И горячо, по-хмельному, дышал мне в грудь. А меня донимала шальная мысль: «Хорошо, что он маленький, не бугай и не лезет с поцелуями».
Впрочем, не обошли нас с Верой в ту ночь не только «сеансы одновременной игры», но и другие извращения, милые сердцу наркома. И оставшись утром одни, мы до сыта наплакались и плевались до рвоты. Стыдно и горько было…
На Вере не было лица. Я гладила ей, как маленькой, голову:
— Успокойся. Этим себе не поможешь.
— Что с нами будет? Разве этот упырь оставит живых свидетелей?.. — подумала вслух Вера.
Мне нечего ей было ответить.
Вскоре прикатили с железнодорожной станции на полуторке Вано и молоденький повар-кавказец. Кажется, его звали Гиви. Привезли мешки с картошкой, крупами и коробки с консервами, приправами. И еще заклеенный прозрачной бумагой портрет Сталина. Весь груз моментально перетаскали наверх, в квартиру.
Я не сразу его узнала. Личный парикмахер наркома ужасно похудел. Живот ему будто кто обтесал, а лицо стало дряблым и серым.

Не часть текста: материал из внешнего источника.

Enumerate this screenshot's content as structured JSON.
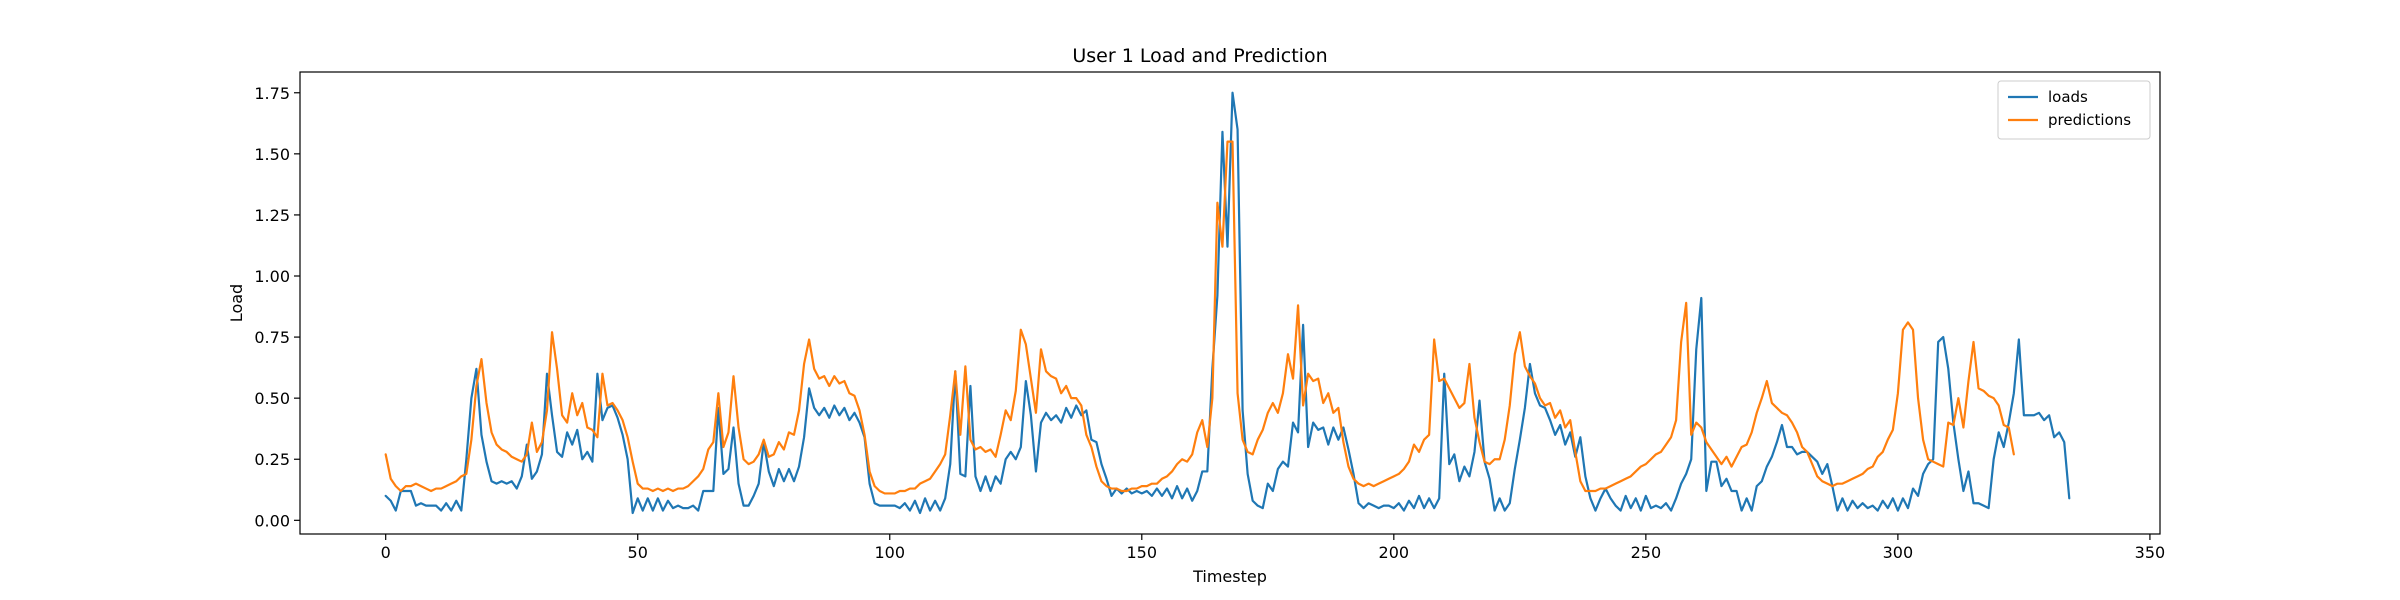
{
  "chart_data": {
    "type": "line",
    "title": "User 1 Load and Prediction",
    "xlabel": "Timestep",
    "ylabel": "Load",
    "xlim": [
      -17,
      352
    ],
    "ylim": [
      -0.056,
      1.835
    ],
    "xticks": [
      0,
      50,
      100,
      150,
      200,
      250,
      300,
      350
    ],
    "yticks": [
      0.0,
      0.25,
      0.5,
      0.75,
      1.0,
      1.25,
      1.5,
      1.75
    ],
    "grid": false,
    "legend_position": "top-right",
    "series": [
      {
        "name": "loads",
        "color": "#1f77b4",
        "x_start": 0,
        "x_step": 1,
        "values": [
          0.1,
          0.08,
          0.04,
          0.12,
          0.12,
          0.12,
          0.06,
          0.07,
          0.06,
          0.06,
          0.06,
          0.04,
          0.07,
          0.04,
          0.08,
          0.04,
          0.25,
          0.5,
          0.62,
          0.35,
          0.24,
          0.16,
          0.15,
          0.16,
          0.15,
          0.16,
          0.13,
          0.18,
          0.31,
          0.17,
          0.2,
          0.27,
          0.6,
          0.43,
          0.28,
          0.26,
          0.36,
          0.31,
          0.37,
          0.25,
          0.28,
          0.24,
          0.6,
          0.41,
          0.46,
          0.47,
          0.42,
          0.35,
          0.25,
          0.03,
          0.09,
          0.04,
          0.09,
          0.04,
          0.09,
          0.04,
          0.08,
          0.05,
          0.06,
          0.05,
          0.05,
          0.06,
          0.04,
          0.12,
          0.12,
          0.12,
          0.46,
          0.19,
          0.21,
          0.38,
          0.15,
          0.06,
          0.06,
          0.1,
          0.15,
          0.32,
          0.2,
          0.14,
          0.21,
          0.16,
          0.21,
          0.16,
          0.22,
          0.34,
          0.54,
          0.46,
          0.43,
          0.46,
          0.42,
          0.47,
          0.43,
          0.46,
          0.41,
          0.44,
          0.4,
          0.34,
          0.15,
          0.07,
          0.06,
          0.06,
          0.06,
          0.06,
          0.05,
          0.07,
          0.04,
          0.08,
          0.03,
          0.09,
          0.04,
          0.08,
          0.04,
          0.09,
          0.23,
          0.61,
          0.19,
          0.18,
          0.55,
          0.18,
          0.12,
          0.18,
          0.12,
          0.18,
          0.15,
          0.25,
          0.28,
          0.25,
          0.3,
          0.57,
          0.43,
          0.2,
          0.4,
          0.44,
          0.41,
          0.43,
          0.4,
          0.46,
          0.42,
          0.47,
          0.43,
          0.45,
          0.33,
          0.32,
          0.23,
          0.17,
          0.1,
          0.13,
          0.11,
          0.13,
          0.11,
          0.12,
          0.11,
          0.12,
          0.1,
          0.13,
          0.1,
          0.13,
          0.09,
          0.14,
          0.09,
          0.13,
          0.08,
          0.12,
          0.2,
          0.2,
          0.62,
          0.92,
          1.59,
          1.12,
          1.75,
          1.6,
          0.45,
          0.19,
          0.08,
          0.06,
          0.05,
          0.15,
          0.12,
          0.21,
          0.24,
          0.22,
          0.4,
          0.36,
          0.8,
          0.3,
          0.4,
          0.37,
          0.38,
          0.31,
          0.38,
          0.33,
          0.38,
          0.29,
          0.19,
          0.07,
          0.05,
          0.07,
          0.06,
          0.05,
          0.06,
          0.06,
          0.05,
          0.07,
          0.04,
          0.08,
          0.05,
          0.1,
          0.05,
          0.09,
          0.05,
          0.09,
          0.6,
          0.23,
          0.27,
          0.16,
          0.22,
          0.18,
          0.28,
          0.49,
          0.24,
          0.17,
          0.04,
          0.09,
          0.04,
          0.07,
          0.21,
          0.33,
          0.46,
          0.64,
          0.52,
          0.47,
          0.46,
          0.41,
          0.35,
          0.39,
          0.31,
          0.36,
          0.26,
          0.34,
          0.18,
          0.09,
          0.04,
          0.09,
          0.13,
          0.09,
          0.06,
          0.04,
          0.1,
          0.05,
          0.09,
          0.04,
          0.1,
          0.05,
          0.06,
          0.05,
          0.07,
          0.04,
          0.09,
          0.15,
          0.19,
          0.25,
          0.7,
          0.91,
          0.12,
          0.24,
          0.24,
          0.14,
          0.17,
          0.12,
          0.12,
          0.04,
          0.09,
          0.04,
          0.14,
          0.16,
          0.22,
          0.26,
          0.32,
          0.39,
          0.3,
          0.3,
          0.27,
          0.28,
          0.28,
          0.26,
          0.24,
          0.19,
          0.23,
          0.14,
          0.04,
          0.09,
          0.04,
          0.08,
          0.05,
          0.07,
          0.05,
          0.06,
          0.04,
          0.08,
          0.05,
          0.09,
          0.04,
          0.09,
          0.05,
          0.13,
          0.1,
          0.19,
          0.23,
          0.25,
          0.73,
          0.75,
          0.62,
          0.4,
          0.25,
          0.12,
          0.2,
          0.07,
          0.07,
          0.06,
          0.05,
          0.25,
          0.36,
          0.3,
          0.4,
          0.52,
          0.74,
          0.43,
          0.43,
          0.43,
          0.44,
          0.41,
          0.43,
          0.34,
          0.36,
          0.32,
          0.09
        ]
      },
      {
        "name": "predictions",
        "color": "#ff7f0e",
        "x_start": 0,
        "x_step": 1,
        "values": [
          0.27,
          0.17,
          0.14,
          0.12,
          0.14,
          0.14,
          0.15,
          0.14,
          0.13,
          0.12,
          0.13,
          0.13,
          0.14,
          0.15,
          0.16,
          0.18,
          0.19,
          0.33,
          0.55,
          0.66,
          0.48,
          0.36,
          0.31,
          0.29,
          0.28,
          0.26,
          0.25,
          0.24,
          0.27,
          0.4,
          0.28,
          0.32,
          0.45,
          0.77,
          0.62,
          0.43,
          0.4,
          0.52,
          0.43,
          0.48,
          0.38,
          0.37,
          0.34,
          0.6,
          0.47,
          0.48,
          0.45,
          0.41,
          0.34,
          0.24,
          0.15,
          0.13,
          0.13,
          0.12,
          0.13,
          0.12,
          0.13,
          0.12,
          0.13,
          0.13,
          0.14,
          0.16,
          0.18,
          0.21,
          0.29,
          0.32,
          0.52,
          0.3,
          0.36,
          0.59,
          0.38,
          0.25,
          0.23,
          0.24,
          0.27,
          0.33,
          0.26,
          0.27,
          0.32,
          0.29,
          0.36,
          0.35,
          0.45,
          0.64,
          0.74,
          0.62,
          0.58,
          0.59,
          0.55,
          0.59,
          0.56,
          0.57,
          0.52,
          0.51,
          0.45,
          0.35,
          0.2,
          0.14,
          0.12,
          0.11,
          0.11,
          0.11,
          0.12,
          0.12,
          0.13,
          0.13,
          0.15,
          0.16,
          0.17,
          0.2,
          0.23,
          0.27,
          0.43,
          0.61,
          0.35,
          0.63,
          0.33,
          0.29,
          0.3,
          0.28,
          0.29,
          0.26,
          0.35,
          0.45,
          0.41,
          0.53,
          0.78,
          0.72,
          0.58,
          0.44,
          0.7,
          0.61,
          0.59,
          0.58,
          0.52,
          0.55,
          0.5,
          0.5,
          0.47,
          0.35,
          0.3,
          0.22,
          0.16,
          0.14,
          0.13,
          0.13,
          0.12,
          0.12,
          0.13,
          0.13,
          0.14,
          0.14,
          0.15,
          0.15,
          0.17,
          0.18,
          0.2,
          0.23,
          0.25,
          0.24,
          0.27,
          0.36,
          0.41,
          0.3,
          0.5,
          1.3,
          1.12,
          1.55,
          1.55,
          0.52,
          0.33,
          0.28,
          0.27,
          0.33,
          0.37,
          0.44,
          0.48,
          0.44,
          0.52,
          0.68,
          0.58,
          0.88,
          0.47,
          0.6,
          0.57,
          0.58,
          0.48,
          0.52,
          0.44,
          0.46,
          0.32,
          0.22,
          0.17,
          0.15,
          0.14,
          0.15,
          0.14,
          0.15,
          0.16,
          0.17,
          0.18,
          0.19,
          0.21,
          0.24,
          0.31,
          0.28,
          0.33,
          0.35,
          0.74,
          0.57,
          0.58,
          0.54,
          0.5,
          0.46,
          0.48,
          0.64,
          0.42,
          0.32,
          0.24,
          0.23,
          0.25,
          0.25,
          0.33,
          0.47,
          0.68,
          0.77,
          0.63,
          0.59,
          0.56,
          0.5,
          0.47,
          0.48,
          0.42,
          0.45,
          0.38,
          0.41,
          0.28,
          0.16,
          0.12,
          0.12,
          0.12,
          0.13,
          0.13,
          0.14,
          0.15,
          0.16,
          0.17,
          0.18,
          0.2,
          0.22,
          0.23,
          0.25,
          0.27,
          0.28,
          0.31,
          0.34,
          0.41,
          0.73,
          0.89,
          0.35,
          0.4,
          0.38,
          0.32,
          0.29,
          0.26,
          0.23,
          0.26,
          0.22,
          0.26,
          0.3,
          0.31,
          0.36,
          0.44,
          0.5,
          0.57,
          0.48,
          0.46,
          0.44,
          0.43,
          0.4,
          0.36,
          0.3,
          0.28,
          0.23,
          0.18,
          0.16,
          0.15,
          0.14,
          0.15,
          0.15,
          0.16,
          0.17,
          0.18,
          0.19,
          0.21,
          0.22,
          0.26,
          0.28,
          0.33,
          0.37,
          0.52,
          0.78,
          0.81,
          0.78,
          0.5,
          0.33,
          0.25,
          0.24,
          0.23,
          0.22,
          0.4,
          0.39,
          0.5,
          0.38,
          0.57,
          0.73,
          0.54,
          0.53,
          0.51,
          0.5,
          0.47,
          0.39,
          0.38,
          0.27
        ]
      }
    ]
  }
}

— Ну как жива-здорова, девачка? — обнял он меня.
— Пока жива…
— А Вано, видишь, совсем другой стал, совсем палавина от Вано осталась.
— Жизнь не всегда мед, — согласилась я, с грустью глядя на старика.
Повар тут же принялся за дело — работы у него всегда выше головы, и разговоры разводить некогда. Его привозили, чтоб приготовить вкусный обед, потом выпроваживали. У каждого своя роль. По виду старика Вано я поняла, что он хочет мне что-то сообщить. И потому схитрила:
— У нас кончились дрова, — сказала я. — Вано, пойдемте в сарай или вы устали?..
— Зачем устал! Нада, так нада, — обрадованно поднялся он со стула и заторопился за мной вниз по лестнице.
И вот мы сидим на березовых плашках и, посматривая на распахнутую дверь сарая, из которой видны красноармейцы охраны, беседуем.
— Помнишь то письмо, бумажный шарик, — заторопился Вано.
— Конечно, — киваю я, набирая на руку колотые поленья.
— Так вот… Лаврентий мне сказал. Гаварит, если Верховный узнает, что мы нарушили государственную тайну, знаешь что будет? Как не знать! — вытер мокрые глаза Вано. — Но сын есть сын!..
Расстревоженное состояние его передалось мне. Я роняю из рук поленья и набираю их вновь.
— Хоть знаешь что о сыне?
— Недавна узнал… Вывели всех зэков еще зимой на лед. Заранее приготовили длинную прорубь. И сначала рабочих, прямо в фуфайках, в стеганых штанах — живых под лед. Потом охрану. Чтоб никаких следов, никаких разговоров про бункер. Исполнитель — какой-то майор Самсонов из НКВД. Вчера полковник Саркисов расстрелял его. Чтоб никаких следов, — повторил тихим голосом Вано.